1. With emergent properties, the "universe" affected by this new property is a subset of the original universe. For example, the amount of living matter on the Earth is a small percentage of the entire mass of
the universe. So we see that dark matter is much more prevalent than matter that was effected by gravity. We would also see that dark matter would not be effected by gravity, but may have some other properties in common with gravitational matter (like quantum properties).

2. The pace of evolution increases by about an order of magnitude once the emergent property is entrenched. I don't have all of the data, but I'd bet that the time create galaxies and solar system is an order of magnitude shorter than the previous (non-gravitational) epoch.

3. Most, maybe all, gravitational models approach a singularity as the model approaches the "Big Bang." If gravity did not exist at the Big Bang, then the singularity is eliminated.


One of the things I haven't seen any research on would address the question: "Was there a point in the universe history where gravity didn't exist?"
starwine
I have a curiosity question... we assume that the universe must reach a conclusion like the big chill or the big crunch and now the possible big rip, but is it not possible that we reach some in-between state where the forces act equally upon each other? Where we end up with a 50/50 reaction of (i.e.) gravity reacting to dark matter (or all unknown factors reacting in tandem to 50/50 state)?
rwjefferson
GR predicts that all energy is levity (as in ‘dark energy’).

e=mc2 demonstrates that mass is in verse energy by spacetime constant; m=e/c2
Inverse means equal and opposite.

Mass is a particle; energy is a wave.
The natural state of mass is rest; the natural state of energy is velocity max.
Mass is gravity; energy is levity.

As mass velocity exceeds 50% velocity max; properties of wave and levity predominate over the properties of particle and gravity.

f=ma defines force as acceleration
f=ma fixes space and time
e=mc2 fixes (‘warps’) space by relative time
f=(e/c2)a accelerates (‘the warp of’) space toward mass

Dark stuff is required only as space is not recognized as also fluent.

Spacemonkeys
Consider the breed of space monkeys called by some as gravitons.
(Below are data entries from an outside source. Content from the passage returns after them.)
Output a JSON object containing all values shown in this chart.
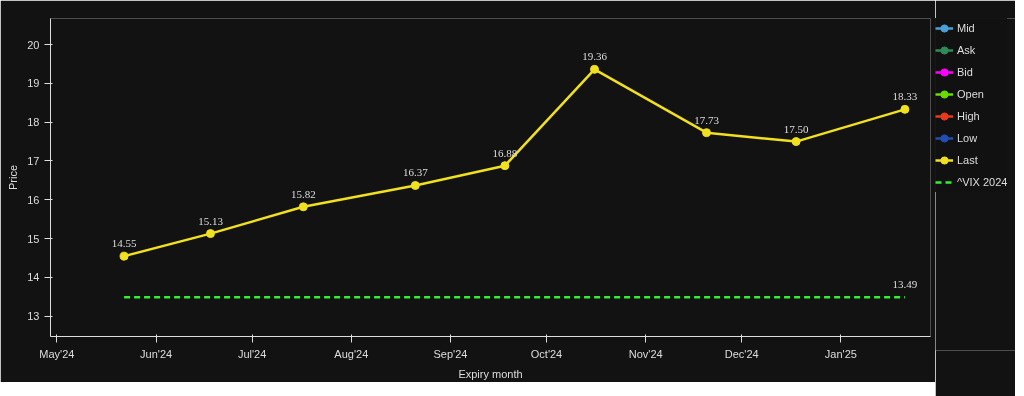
{
  "chart_data": {
    "type": "line",
    "xlabel": "Expiry month",
    "ylabel": "Price",
    "x": [
      "2024-05-22",
      "2024-06-18",
      "2024-07-17",
      "2024-08-21",
      "2024-09-18",
      "2024-10-16",
      "2024-11-20",
      "2024-12-18",
      "2025-01-21"
    ],
    "series": [
      {
        "name": "Mid",
        "color": "#4a9fd8",
        "values": [
          null,
          null,
          null,
          null,
          null,
          null,
          null,
          null,
          null
        ]
      },
      {
        "name": "Ask",
        "color": "#2e8b57",
        "values": [
          null,
          null,
          null,
          null,
          null,
          null,
          null,
          null,
          null
        ]
      },
      {
        "name": "Bid",
        "color": "#ff00ff",
        "values": [
          null,
          null,
          null,
          null,
          null,
          null,
          null,
          null,
          null
        ]
      },
      {
        "name": "Open",
        "color": "#66dd00",
        "values": [
          null,
          null,
          null,
          null,
          null,
          null,
          null,
          null,
          null
        ]
      },
      {
        "name": "High",
        "color": "#e83a1a",
        "values": [
          null,
          null,
          null,
          null,
          null,
          null,
          null,
          null,
          null
        ]
      },
      {
        "name": "Low",
        "color": "#1f4fb4",
        "values": [
          null,
          null,
          null,
          null,
          null,
          null,
          null,
          null,
          null
        ]
      },
      {
        "name": "Last",
        "color": "#f0e020",
        "values": [
          14.55,
          15.13,
          15.82,
          16.37,
          16.88,
          19.36,
          17.73,
          17.5,
          18.33
        ],
        "value_labels": [
          "14.55",
          "15.13",
          "15.82",
          "16.37",
          "16.88",
          "19.36",
          "17.73",
          "17.50",
          "18.33"
        ]
      },
      {
        "name": "^VIX 2024",
        "color": "#33ee33",
        "type": "line",
        "line_style": "dashed",
        "marker": "none",
        "x": [
          "2024-05-22",
          "2025-01-21"
        ],
        "values": [
          13.49,
          13.49
        ],
        "value_labels": [
          null,
          "13.49"
        ]
      }
    ],
    "marker": "circle",
    "line_style": "solid",
    "grid": false,
    "legend": "right",
    "xlim": [
      "2024-04-29",
      "2025-01-29"
    ],
    "xticks": [
      {
        "value": "2024-05-01",
        "label": "May'24"
      },
      {
        "value": "2024-06-01",
        "label": "Jun'24"
      },
      {
        "value": "2024-07-01",
        "label": "Jul'24"
      },
      {
        "value": "2024-08-01",
        "label": "Aug'24"
      },
      {
        "value": "2024-09-01",
        "label": "Sep'24"
      },
      {
        "value": "2024-10-01",
        "label": "Oct'24"
      },
      {
        "value": "2024-11-01",
        "label": "Nov'24"
      },
      {
        "value": "2024-12-01",
        "label": "Dec'24"
      },
      {
        "value": "2025-01-01",
        "label": "Jan'25"
      }
    ],
    "ylim": [
      12.48,
      20.67
    ],
    "yticks": [
      13,
      14,
      15,
      16,
      17,
      18,
      19,
      20
    ]
  }
}
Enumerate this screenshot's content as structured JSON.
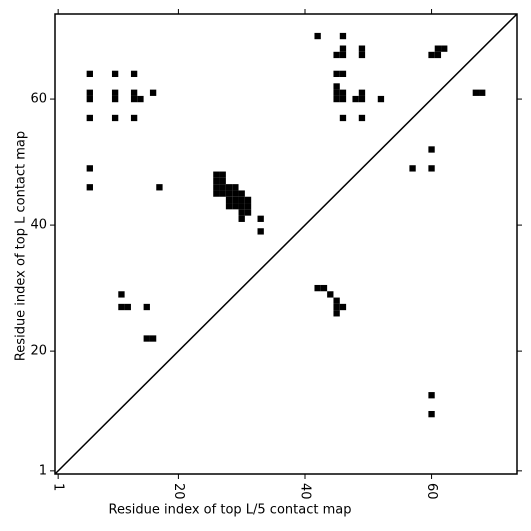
{
  "chart_data": {
    "type": "scatter",
    "xlabel": "Residue index of top L/5 contact map",
    "ylabel": "Residue index of top L contact map",
    "x": [
      6,
      6,
      6,
      6,
      6,
      6,
      10,
      10,
      10,
      10,
      13,
      13,
      13,
      13,
      14,
      16,
      17,
      26,
      26,
      26,
      26,
      27,
      27,
      27,
      27,
      28,
      28,
      28,
      28,
      29,
      29,
      29,
      29,
      30,
      30,
      30,
      30,
      30,
      31,
      31,
      31,
      33,
      33,
      11,
      11,
      12,
      15,
      15,
      16,
      42,
      46,
      46,
      45,
      46,
      49,
      49,
      45,
      46,
      45,
      45,
      45,
      46,
      46,
      48,
      49,
      49,
      52,
      46,
      49,
      60,
      61,
      61,
      62,
      67,
      68,
      60,
      57,
      60,
      42,
      43,
      44,
      45,
      45,
      45,
      46,
      60,
      60
    ],
    "y": [
      64,
      61,
      60,
      57,
      49,
      46,
      64,
      61,
      60,
      57,
      64,
      61,
      60,
      57,
      60,
      61,
      46,
      45,
      46,
      47,
      48,
      45,
      46,
      47,
      48,
      43,
      44,
      45,
      46,
      43,
      44,
      45,
      46,
      41,
      42,
      43,
      44,
      45,
      42,
      43,
      44,
      41,
      39,
      29,
      27,
      27,
      27,
      22,
      22,
      70,
      70,
      68,
      67,
      67,
      68,
      67,
      64,
      64,
      62,
      61,
      60,
      61,
      60,
      60,
      60,
      61,
      60,
      57,
      57,
      67,
      67,
      68,
      68,
      61,
      61,
      52,
      49,
      49,
      30,
      30,
      29,
      28,
      27,
      26,
      27,
      13,
      10
    ],
    "color": "#000000",
    "xlim": [
      0.5,
      73.5
    ],
    "ylim": [
      0.5,
      73.5
    ],
    "xticks": [
      1,
      20,
      40,
      60
    ],
    "yticks": [
      1,
      20,
      40,
      60
    ],
    "diagonal": true
  }
}
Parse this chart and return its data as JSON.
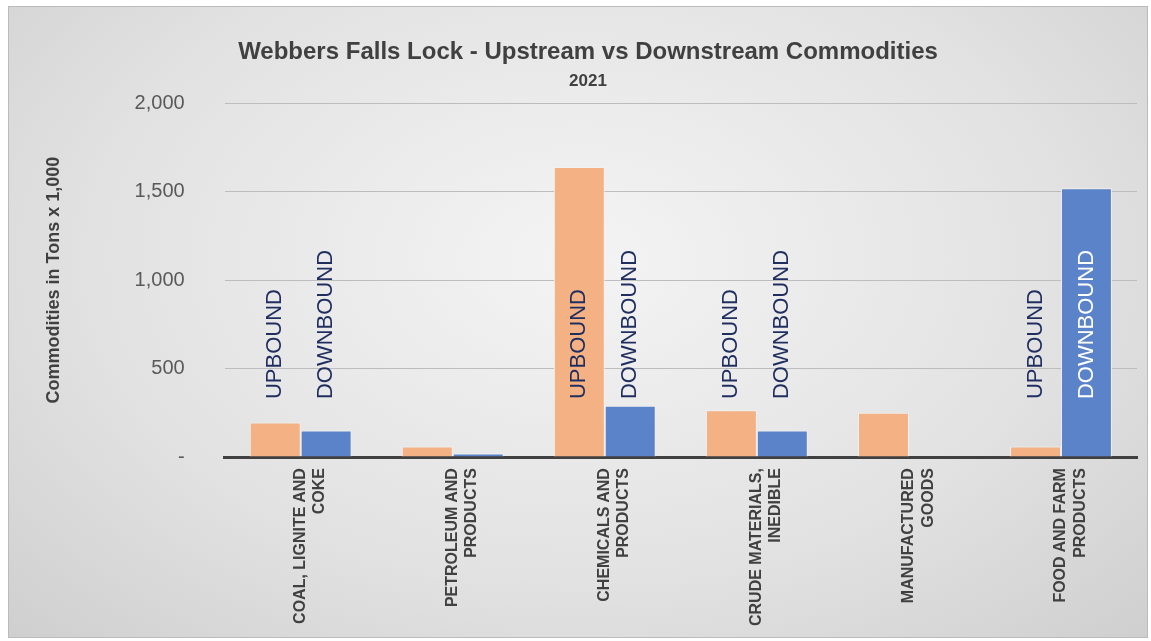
{
  "chart_data": {
    "type": "bar",
    "title": "Webbers Falls Lock - Upstream vs Downstream Commodities",
    "subtitle": "2021",
    "ylabel": "Commodities in Tons x 1,000",
    "categories": [
      "COAL, LIGNITE AND COKE",
      "PETROLEUM AND PRODUCTS",
      "CHEMICALS AND PRODUCTS",
      "CRUDE MATERIALS, INEDIBLE",
      "MANUFACTURED GOODS",
      "FOOD AND FARM PRODUCTS"
    ],
    "series": [
      {
        "name": "UPBOUND",
        "color": "#f4b183",
        "values": [
          195,
          60,
          1640,
          265,
          250,
          60
        ],
        "value_labels": [
          "UPBOUND",
          null,
          null,
          "UPBOUND",
          null,
          "UPBOUND"
        ]
      },
      {
        "name": "DOWNBOUND",
        "color": "#5b83c9",
        "values": [
          150,
          20,
          290,
          150,
          0,
          1520
        ],
        "value_labels": [
          "DOWNBOUND",
          null,
          "DOWNBOUND",
          "DOWNBOUND",
          null,
          null
        ]
      }
    ],
    "ylim": [
      0,
      2000
    ],
    "yticks": [
      {
        "value": 0,
        "label": "-"
      },
      {
        "value": 500,
        "label": "500"
      },
      {
        "value": 1000,
        "label": "1,000"
      },
      {
        "value": 1500,
        "label": "1,500"
      },
      {
        "value": 2000,
        "label": "2,000"
      }
    ],
    "grid": "y",
    "legend": false
  }
}
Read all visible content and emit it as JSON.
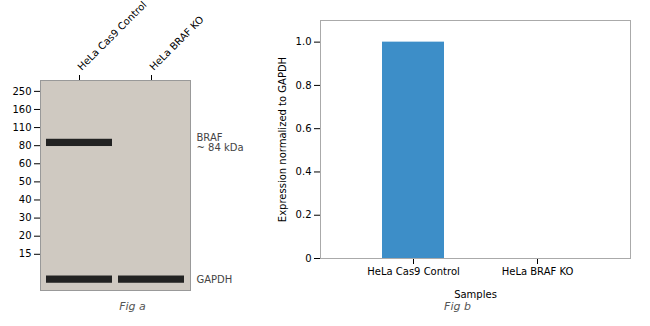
{
  "chart_data": [
    {
      "type": "western_blot",
      "title": "Fig a",
      "categories": [
        "HeLa Cas9 Control",
        "HeLa BRAF KO"
      ],
      "markers": [
        250,
        160,
        110,
        80,
        60,
        50,
        40,
        30,
        20,
        15
      ],
      "bands": [
        {
          "name": "BRAF",
          "label": "~ 84 kDa",
          "kda": 84,
          "lanes": [
            true,
            false
          ]
        },
        {
          "name": "GAPDH",
          "lanes": [
            true,
            true
          ]
        }
      ]
    },
    {
      "type": "bar",
      "title": "Fig b",
      "categories": [
        "HeLa Cas9 Control",
        "HeLa BRAF KO"
      ],
      "values": [
        1.0,
        0.0
      ],
      "color": "#3d8ec8",
      "xlabel": "Samples",
      "ylabel": "Expression normalized to GAPDH",
      "ylim": [
        0,
        1.1
      ],
      "yticks": [
        0,
        0.2,
        0.4,
        0.6,
        0.8,
        {
          "value": 1.0,
          "label": "1.0"
        }
      ],
      "grid": false
    }
  ]
}
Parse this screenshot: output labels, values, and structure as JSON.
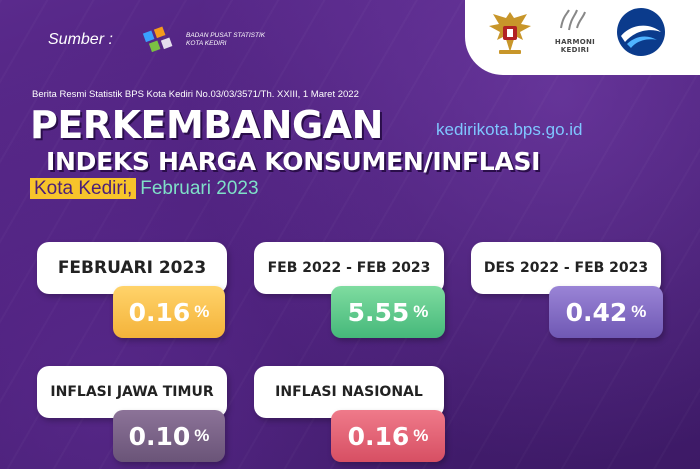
{
  "source": {
    "label": "Sumber :",
    "org_line1": "BADAN PUSAT STATISTIK",
    "org_line2": "KOTA KEDIRI"
  },
  "logos": {
    "harmoni_line1": "HARMONI",
    "harmoni_line2": "KEDIRI",
    "icons": [
      "garuda-emblem",
      "harmoni-kediri-logo",
      "kominfo-logo",
      "bps-logo"
    ]
  },
  "header": {
    "berita": "Berita Resmi Statistik BPS Kota Kediri No.03/03/3571/Th. XXIII, 1 Maret 2022",
    "title_line1": "PERKEMBANGAN",
    "url": "kedirikota.bps.go.id",
    "title_line2": "INDEKS HARGA KONSUMEN/INFLASI",
    "city": "Kota Kediri,",
    "period": "Februari 2023"
  },
  "cards": [
    {
      "label": "FEBRUARI 2023",
      "value": "0.16",
      "unit": "%",
      "color": "#f4b33a"
    },
    {
      "label": "FEB 2022 - FEB 2023",
      "value": "5.55",
      "unit": "%",
      "color": "#45b87a"
    },
    {
      "label": "DES 2022 - FEB 2023",
      "value": "0.42",
      "unit": "%",
      "color": "#6f58b4"
    },
    {
      "label": "INFLASI JAWA TIMUR",
      "value": "0.10",
      "unit": "%",
      "color": "#6a5478"
    },
    {
      "label": "INFLASI NASIONAL",
      "value": "0.16",
      "unit": "%",
      "color": "#d74f63"
    }
  ],
  "colors": {
    "background": "#4a1f78",
    "accent_yellow": "#f7c42b",
    "url_blue": "#7fc6ff"
  }
}
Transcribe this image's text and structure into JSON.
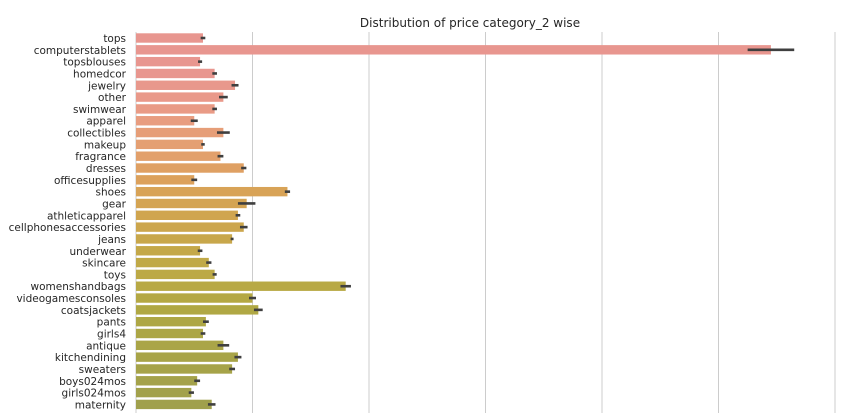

Though infinitesimal by size, they are infinite by number. Some claim them even as space itself.

Yet rest assured that the flight of these pesky monkeys is always straight and true and constant... unless, of course, spacetime bananas are involved.

Spacetime bananas are found in two inverse (equal and opposite) flavors: mass and energy. Like moths to a flame, these pesky space monkeys curve toward increasing flavor of mass even as they flee from increasing odor of energy.

Yet hold no doubt, these monkeys do in deed exist. For although these particular space monkeys have yet been shown directly; the waves of their flight en mass are easily observed and quantified and in verse predicted.


Peace
rwjefferson
TheUnknownUniverse
[COLOR=blue]

In a theory that explains the current value of the Hubble constant and the deceleration parameter, the dark energy is the entropy density of spacetime.
This is explained in arXiv:0806.1277v1 [gr-qc].